L’analisi del polline

L’indagine ha preso in considerazione 38 campioni di suolo contenenti semi e altri frammenti botanici incluso il polline. I ricercatori, guidati da David Lentz, studioso del Dipartimento di Scienze biologiche dell’università di Cincinnati, hanno fatto ricorso all’analisi dell’eDNA, o DNA ambientale, una risorsa particolarmente utile per questo tipo di indagini.

L’eDNA, spiegavano già in passato Philip Francis Thomsen ed Eske Willerslev del Centre for GeoGenetics dell’Università di Copenhagen, consiste infatti nel “materiale genetico ottenuto direttamente da campioni ambientali come terreno, sedimenti, acqua e altro ancora senza segni evidenti di tracce biologiche di partenza”.

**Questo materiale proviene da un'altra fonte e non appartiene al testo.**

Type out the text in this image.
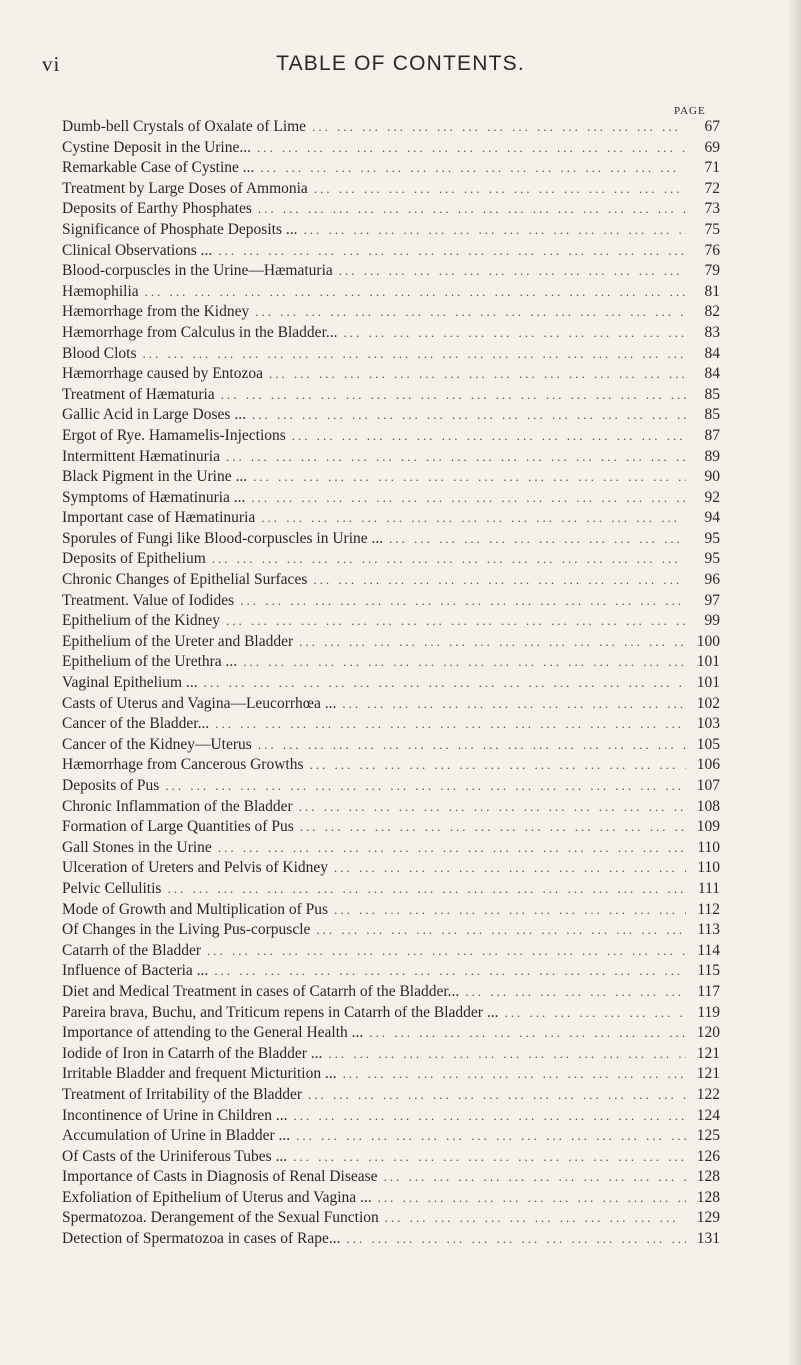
vi	TABLE OF CONTENTS.
PAGE
Dumb-bell Crystals of Oxalate of Lime ... .	67
Cystine Deposit in the Urine... ... .	69
Remarkable Case of Cystine ... ... .	71
Treatment by Large Doses of Ammonia ... .	72
Deposits of Earthy Phosphates ... .	73
Significance of Phosphate Deposits ... ... .	75
Clinical Observations ... ... .	76
Blood-corpuscles in the Urine—Hæmaturia ... .	79
Hæmophilia ... .	81
Hæmorrhage from the Kidney ... .	82
Hæmorrhage from Calculus in the Bladder... ... .	83
Blood Clots ... .	84
Hæmorrhage caused by Entozoa ... .	84
Treatment of Hæmaturia ... .	85
Gallic Acid in Large Doses ... ... .	85
Ergot of Rye. Hamamelis-Injections ... .	87
Intermittent Hæmatinuria ... .	89
Black Pigment in the Urine ... ... .	90
Symptoms of Hæmatinuria ... ... .	92
Important case of Hæmatinuria ... .	94
Sporules of Fungi like Blood-corpuscles in Urine ... ... .	95
Deposits of Epithelium ... .	95
Chronic Changes of Epithelial Surfaces ... .	96
Treatment. Value of Iodides ... .	97
Epithelium of the Kidney ... .	99
Epithelium of the Ureter and Bladder ... .	100
Epithelium of the Urethra ... ... .	101
Vaginal Epithelium ... ... .	101
Casts of Uterus and Vagina—Leucorrhœa ... ... .	102
Cancer of the Bladder... ... .	103
Cancer of the Kidney—Uterus ... .	105
Hæmorrhage from Cancerous Growths ... .	106
Deposits of Pus ... .	107
Chronic Inflammation of the Bladder ... .	108
Formation of Large Quantities of Pus ... .	109
Gall Stones in the Urine ... .	110
Ulceration of Ureters and Pelvis of Kidney ... .	110
Pelvic Cellulitis ... .	111
Mode of Growth and Multiplication of Pus ... .	112
Of Changes in the Living Pus-corpuscle ... .	113
Catarrh of the Bladder ... .	114
Influence of Bacteria ... ... .	115
Diet and Medical Treatment in cases of Catarrh of the Bladder... ... .	117
Pareira brava, Buchu, and Triticum repens in Catarrh of the Bladder ... ... .	119
Importance of attending to the General Health ... ... .	120
Iodide of Iron in Catarrh of the Bladder ... ... .	121
Irritable Bladder and frequent Micturition ... ... .	121
Treatment of Irritability of the Bladder ... .	122
Incontinence of Urine in Children ... ... .	124
Accumulation of Urine in Bladder ... ... .	125
Of Casts of the Uriniferous Tubes ... ... .	126
Importance of Casts in Diagnosis of Renal Disease ... .	128
Exfoliation of Epithelium of Uterus and Vagina ... ... .	128
Spermatozoa. Derangement of the Sexual Function ... .	129
Detection of Spermatozoa in cases of Rape... ... .	131
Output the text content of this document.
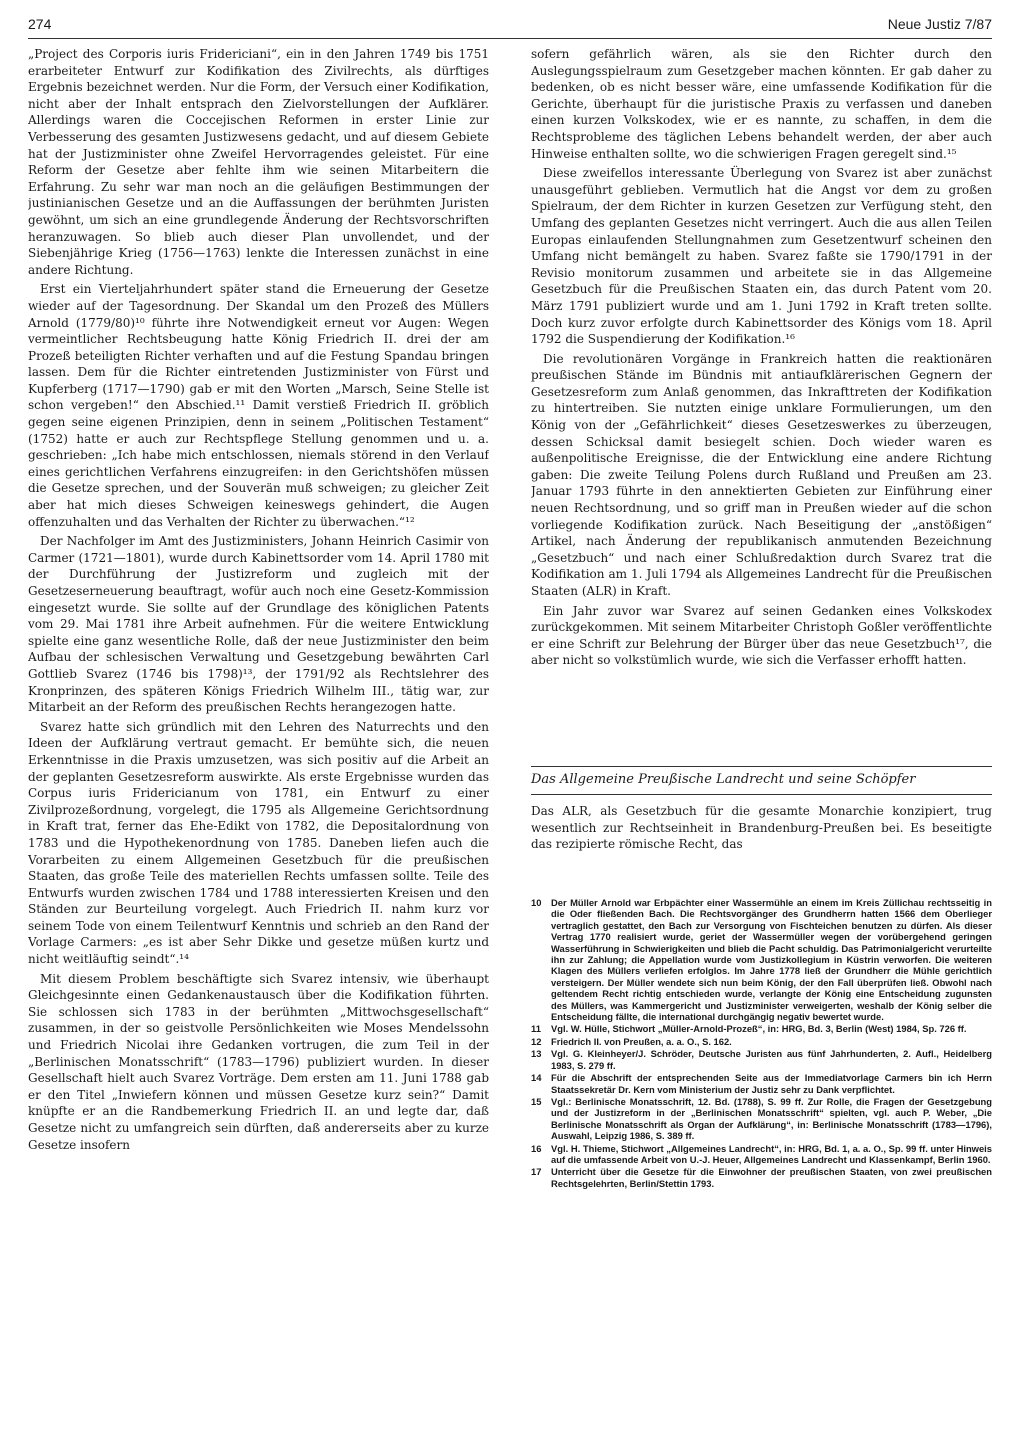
274	Neue Justiz 7/87

„Project des Corporis iuris Fridericiani“, ein in den Jahren 1749 bis 1751 erarbeiteter Entwurf zur Kodifikation des Zivilrechts, als dürftiges Ergebnis bezeichnet werden. Nur die Form, der Versuch einer Kodifikation, nicht aber der Inhalt entsprach den Zielvorstellungen der Aufklärer. Allerdings waren die Coccejischen Reformen in erster Linie zur Verbesserung des gesamten Justizwesens gedacht, und auf diesem Gebiete hat der Justizminister ohne Zweifel Hervorragendes geleistet. Für eine Reform der Gesetze aber fehlte ihm wie seinen Mitarbeitern die Erfahrung. Zu sehr war man noch an die geläufigen Bestimmungen der justinianischen Gesetze und an die Auffassungen der berühmten Juristen gewöhnt, um sich an eine grundlegende Änderung der Rechtsvorschriften heranzuwagen. So blieb auch dieser Plan unvollendet, und der Siebenjährige Krieg (1756—1763) lenkte die Interessen zunächst in eine andere Richtung.

Erst ein Vierteljahrhundert später stand die Erneuerung der Gesetze wieder auf der Tagesordnung. Der Skandal um den Prozeß des Müllers Arnold (1779/80)¹⁰ führte ihre Notwendigkeit erneut vor Augen: Wegen vermeintlicher Rechtsbeugung hatte König Friedrich II. drei der am Prozeß beteiligten Richter verhaften und auf die Festung Spandau bringen lassen. Dem für die Richter eintretenden Justizminister von Fürst und Kupferberg (1717—1790) gab er mit den Worten „Marsch, Seine Stelle ist schon vergeben!“ den Abschied.¹¹ Damit verstieß Friedrich II. gröblich gegen seine eigenen Prinzipien, denn in seinem „Politischen Testament“ (1752) hatte er auch zur Rechtspflege Stellung genommen und u. a. geschrieben: „Ich habe mich entschlossen, niemals störend in den Verlauf eines gerichtlichen Verfahrens einzugreifen: in den Gerichtshöfen müssen die Gesetze sprechen, und der Souverän muß schweigen; zu gleicher Zeit aber hat mich dieses Schweigen keineswegs gehindert, die Augen offenzuhalten und das Verhalten der Richter zu überwachen.“¹²

Der Nachfolger im Amt des Justizministers, Johann Heinrich Casimir von Carmer (1721—1801), wurde durch Kabinettsorder vom 14. April 1780 mit der Durchführung der Justizreform und zugleich mit der Gesetzeserneuerung beauftragt, wofür auch noch eine Gesetz-Kommission eingesetzt wurde. Sie sollte auf der Grundlage des königlichen Patents vom 29. Mai 1781 ihre Arbeit aufnehmen. Für die weitere Entwicklung spielte eine ganz wesentliche Rolle, daß der neue Justizminister den beim Aufbau der schlesischen Verwaltung und Gesetzgebung bewährten Carl Gottlieb Svarez (1746 bis 1798)¹³, der 1791/92 als Rechtslehrer des Kronprinzen, des späteren Königs Friedrich Wilhelm III., tätig war, zur Mitarbeit an der Reform des preußischen Rechts herangezogen hatte.

Svarez hatte sich gründlich mit den Lehren des Naturrechts und den Ideen der Aufklärung vertraut gemacht. Er bemühte sich, die neuen Erkenntnisse in die Praxis umzusetzen, was sich positiv auf die Arbeit an der geplanten Gesetzesreform auswirkte. Als erste Ergebnisse wurden das Corpus iuris Fridericianum von 1781, ein Entwurf zu einer Zivilprozeßordnung, vorgelegt, die 1795 als Allgemeine Gerichtsordnung in Kraft trat, ferner das Ehe-Edikt von 1782, die Depositalordnung von 1783 und die Hypothekenordnung von 1785. Daneben liefen auch die Vorarbeiten zu einem Allgemeinen Gesetzbuch für die preußischen Staaten, das große Teile des materiellen Rechts umfassen sollte. Teile des Entwurfs wurden zwischen 1784 und 1788 interessierten Kreisen und den Ständen zur Beurteilung vorgelegt. Auch Friedrich II. nahm kurz vor seinem Tode von einem Teilentwurf Kenntnis und schrieb an den Rand der Vorlage Carmers: „es ist aber Sehr Dikke und gesetze müßen kurtz und nicht weitläuftig seindt“.¹⁴

Mit diesem Problem beschäftigte sich Svarez intensiv, wie überhaupt Gleichgesinnte einen Gedankenaustausch über die Kodifikation führten. Sie schlossen sich 1783 in der berühmten „Mittwochsgesellschaft“ zusammen, in der so geistvolle Persönlichkeiten wie Moses Mendelssohn und Friedrich Nicolai ihre Gedanken vortrugen, die zum Teil in der „Berlinischen Monatsschrift“ (1783—1796) publiziert wurden. In dieser Gesellschaft hielt auch Svarez Vorträge. Dem ersten am 11. Juni 1788 gab er den Titel „Inwiefern können und müssen Gesetze kurz sein?“ Damit knüpfte er an die Randbemerkung Friedrich II. an und legte dar, daß Gesetze nicht zu umfangreich sein dürften, daß andererseits aber zu kurze Gesetze insofern

sofern gefährlich wären, als sie den Richter durch den Auslegungsspielraum zum Gesetzgeber machen könnten. Er gab daher zu bedenken, ob es nicht besser wäre, eine umfassende Kodifikation für die Gerichte, überhaupt für die juristische Praxis zu verfassen und daneben einen kurzen Volkskodex, wie er es nannte, zu schaffen, in dem die Rechtsprobleme des täglichen Lebens behandelt werden, der aber auch Hinweise enthalten sollte, wo die schwierigen Fragen geregelt sind.¹⁵

Diese zweifellos interessante Überlegung von Svarez ist aber zunächst unausgeführt geblieben. Vermutlich hat die Angst vor dem zu großen Spielraum, der dem Richter in kurzen Gesetzen zur Verfügung steht, den Umfang des geplanten Gesetzes nicht verringert. Auch die aus allen Teilen Europas einlaufenden Stellungnahmen zum Gesetzentwurf scheinen den Umfang nicht bemängelt zu haben. Svarez faßte sie 1790/1791 in der Revisio monitorum zusammen und arbeitete sie in das Allgemeine Gesetzbuch für die Preußischen Staaten ein, das durch Patent vom 20. März 1791 publiziert wurde und am 1. Juni 1792 in Kraft treten sollte. Doch kurz zuvor erfolgte durch Kabinettsorder des Königs vom 18. April 1792 die Suspendierung der Kodifikation.¹⁶

Die revolutionären Vorgänge in Frankreich hatten die reaktionären preußischen Stände im Bündnis mit antiaufklärerischen Gegnern der Gesetzesreform zum Anlaß genommen, das Inkrafttreten der Kodifikation zu hintertreiben. Sie nutzten einige unklare Formulierungen, um den König von der „Gefährlichkeit“ dieses Gesetzeswerkes zu überzeugen, dessen Schicksal damit besiegelt schien. Doch wieder waren es außenpolitische Ereignisse, die der Entwicklung eine andere Richtung gaben: Die zweite Teilung Polens durch Rußland und Preußen am 23. Januar 1793 führte in den annektierten Gebieten zur Einführung einer neuen Rechtsordnung, und so griff man in Preußen wieder auf die schon vorliegende Kodifikation zurück. Nach Beseitigung der „anstößigen“ Artikel, nach Änderung der republikanisch anmutenden Bezeichnung „Gesetzbuch“ und nach einer Schlußredaktion durch Svarez trat die Kodifikation am 1. Juli 1794 als Allgemeines Landrecht für die Preußischen Staaten (ALR) in Kraft.

Ein Jahr zuvor war Svarez auf seinen Gedanken eines Volkskodex zurückgekommen. Mit seinem Mitarbeiter Christoph Goßler veröffentlichte er eine Schrift zur Belehrung der Bürger über das neue Gesetzbuch¹⁷, die aber nicht so volkstümlich wurde, wie sich die Verfasser erhofft hatten.

Das Allgemeine Preußische Landrecht und seine Schöpfer

Das ALR, als Gesetzbuch für die gesamte Monarchie konzipiert, trug wesentlich zur Rechtseinheit in Brandenburg-Preußen bei. Es beseitigte das rezipierte römische Recht, das

10	Der Müller Arnold war Erbpächter einer Wassermühle an einem im Kreis Züllichau rechtsseitig in die Oder fließenden Bach. Die Rechtsvorgänger des Grundherrn hatten 1566 dem Oberlieger vertraglich gestattet, den Bach zur Versorgung von Fischteichen benutzen zu dürfen. Als dieser Vertrag 1770 realisiert wurde, geriet der Wassermüller wegen der vorübergehend geringen Wasserführung in Schwierigkeiten und blieb die Pacht schuldig. Das Patrimonialgericht verurteilte ihn zur Zahlung; die Appellation wurde vom Justizkollegium in Küstrin verworfen. Die weiteren Klagen des Müllers verliefen erfolglos. Im Jahre 1778 ließ der Grundherr die Mühle gerichtlich versteigern. Der Müller wendete sich nun beim König, der den Fall überprüfen ließ. Obwohl nach geltendem Recht richtig entschieden wurde, verlangte der König eine Entscheidung zugunsten des Müllers, was Kammergericht und Justizminister verweigerten, weshalb der König selber die Entscheidung fällte, die international durchgängig negativ bewertet wurde.
11	Vgl. W. Hülle, Stichwort „Müller-Arnold-Prozeß“, in: HRG, Bd. 3, Berlin (West) 1984, Sp. 726 ff.
12	Friedrich II. von Preußen, a. a. O., S. 162.
13	Vgl. G. Kleinheyer/J. Schröder, Deutsche Juristen aus fünf Jahrhunderten, 2. Aufl., Heidelberg 1983, S. 279 ff.
14	Für die Abschrift der entsprechenden Seite aus der Immediatvorlage Carmers bin ich Herrn Staatssekretär Dr. Kern vom Ministerium der Justiz sehr zu Dank verpflichtet.
15	Vgl.: Berlinische Monatsschrift, 12. Bd. (1788), S. 99 ff. Zur Rolle, die Fragen der Gesetzgebung und der Justizreform in der „Berlinischen Monatsschrift“ spielten, vgl. auch P. Weber, „Die Berlinische Monatsschrift als Organ der Aufklärung“, in: Berlinische Monatsschrift (1783—1796), Auswahl, Leipzig 1986, S. 389 ff.
16	Vgl. H. Thieme, Stichwort „Allgemeines Landrecht“, in: HRG, Bd. 1, a. a. O., Sp. 99 ff. unter Hinweis auf die umfassende Arbeit von U.-J. Heuer, Allgemeines Landrecht und Klassenkampf, Berlin 1960.
17	Unterricht über die Gesetze für die Einwohner der preußischen Staaten, von zwei preußischen Rechtsgelehrten, Berlin/Stettin 1793.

Se affiancato da “una tecnologia di sequenziamento efficiente in termini di costi e in continuo progresso, può essere un candidato appropriato per la sfida del monitoraggio della biodiversità”. Avviata originariamente in microbiologia, la ricerca sull’eDNA è stata successivamente applicata allo studio dei sedimenti, anche antichi, “rivelando il corredo genetico di animali e piante estinte ed esistenti”.

La raccolta dei dati

“Per ogni campione, circa 5 grammi di sedimento sono stati immersi in una sequenza di reagenti forti, come acido fluoridrico, cloridrico, nitrico e fosforico e idrossido di sodio, per essere poi centrifugati e risciacquati con acqua distillata”, spiegano i ricercatori. “Tutti questi passaggi hanno dissolto i componenti del terreno, lasciando per lo più grani di polline con la loro parete esterna composta da spore altamente resistenti”.

Utilizzando un microscopio ottico gli autori dello studio hanno identificato 200 grani di polline per ogni campione.

In questo modo è stato possibile ricostruire l’ambiente del tempo evidenziando la presenza di esemplari tra cui le piante di fichi, mele, prugne tropicali, anacardi, avocado e cacao che gli antichi Maya utilizzavano all’epoca. I ricercatori hanno anche individuato tracce di semi, polline e altri resti di specie selvatiche di cui non si conosceva l’uso.

L’agricoltura sostenibile è stata decisiva

Valutando il materiale a disposizione i ricercatori hanno rilevato come le popolazioni locali lasciassero intatte parti della foresta contribuendo a conservarne la biodiversità. Gli abitanti, inoltre, avrebbero fatto solo inizialmente uso dello “slash and burn“, una tecnica che prevede l’incendio controllato della foresta per far spazio a un terreno carbonizzato e fertile da destinare alle colture ma che risulta insostenibile nel lungo periodo. In seguito, di fronte alla crescita della popolazione, avrebbero abbandonato questa strategia.

Infine, ricorda la rivista Discover, l’insediamento poteva contare su “un elaborato sistema di serbatoi che forniva acqua potabile durante la stagione secca e aiutava a prolungare le stagioni della coltivazione”.

L’indagine, insomma, ha evidenziato come le comunità originarie abbiano saputo elaborare tecniche di utilizzo del suolo e delle sue risorse preservando l’equilibrio dell’ecosistema e garantendo così lo sviluppo demografico ed economico dei loro insediamenti. “Tutte queste osservazioni indicano che i Maya modificarono il loro paesaggio neo-tropicale”, conclude la ricerca. “Ma gestirono i loro campi e le loro foreste in modo sufficientemente prudente da potersi sostenere nei molti secoli in cui abitarono Yaxnohcah”.